Disturbing Images Disturbing Minds

As much as we are a culture of information, obtaining it simply with the click of a button on a mouse, we are a culture of images. I realized this when I saw that my Facebook contained more than 2,000 images of yours truly. I looked through the album and just had to laugh at my foolish antics of who I was and who I am now. What was I thinking? How vain or narcissistic have I become? But I’ve also come to another realization–I am not the only one. Most people on socil network sights invest in their image by creating their profile to reflect or extend who they are. They post up pictures, have quotes, have likes–all for show.

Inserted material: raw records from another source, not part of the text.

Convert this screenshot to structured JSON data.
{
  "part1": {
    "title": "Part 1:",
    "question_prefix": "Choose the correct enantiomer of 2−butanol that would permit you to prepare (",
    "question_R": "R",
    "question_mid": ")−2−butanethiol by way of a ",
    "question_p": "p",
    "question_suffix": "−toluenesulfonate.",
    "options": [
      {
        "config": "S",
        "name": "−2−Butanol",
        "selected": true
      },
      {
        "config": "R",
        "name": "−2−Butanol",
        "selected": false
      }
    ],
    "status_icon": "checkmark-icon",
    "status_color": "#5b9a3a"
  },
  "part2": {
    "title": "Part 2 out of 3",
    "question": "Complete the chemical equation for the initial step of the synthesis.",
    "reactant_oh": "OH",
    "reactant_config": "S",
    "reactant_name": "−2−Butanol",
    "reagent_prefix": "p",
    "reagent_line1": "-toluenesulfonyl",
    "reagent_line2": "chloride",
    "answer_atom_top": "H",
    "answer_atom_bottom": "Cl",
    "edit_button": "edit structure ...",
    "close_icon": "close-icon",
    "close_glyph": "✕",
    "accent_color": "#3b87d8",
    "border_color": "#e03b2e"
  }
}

Images have been ingrained in the structure of our culture–they’re invading our lives.  Whether you’re on Facebook or Myspace, whether you’re walking or driving down the street, whether you’re watching TV or movies, we can’t escape images. Images are trying to sell you something, they’re trying to communicate something to you. Close your eyes, and your mind will wander to an image.

Photo Credit: Gov Archives

I recognize the importance of images and how powerful they can be. Take for example the famous Iwo Jima picture. The image of these soldiers putting up the glorious American flag at the battle of Iwo Jima, an island in Japan, must invoke some kind of emotion. For me, this image invokes one of courage, heroism, and sacrifice. It’s a photo that can move a nation to change and to action. This photo inspires.

But lately, our images have become dark and somewhat perverted. Maybe it’s the spirit of Halloween that made me dwell in my thoughts about what our society has become. Or maybe it’s because watching the “Saw” series has resulted to my mind being incredibly disturbed at the commentary of how cruel a human being can be to another. I don’t know.

Knife Chair

Our TV shows and movies have become incredibly bloody and twisted. Some of my favorite TV shows like “CSI” or “NCIS” actively show a dissected corpse. Shows like “Dexter” and movies like “Saw” and “Hostel” push the envelope sometimes with all the blood and realism. Do we really need to show every graphic detail of a guy getting slaughtered. It’s painful to see another person in pain, but to watch it as a form of entertainment, regardless if it’s fake–what does that do to us? It’s become, in a way, like a sense of disturbing pornography–we get off of people’s pain, just as long as we’re not the ones getting tortured. I can’t help but think that movies like “Saw” and “Hostel” get serial killers and potential serial killers off. We’ve become a disturbing society. At least, that’s what I thought, until I realize that it was nothing new. In the Middle Ages to even as recent as the glorious days of the Wild Wild West, public executions such as beheadings or hangings were a family event.

Our attention to detail and making things appear real with the blood and guts has made me desensitized to death. Death isn’t a mystery–it’s after death.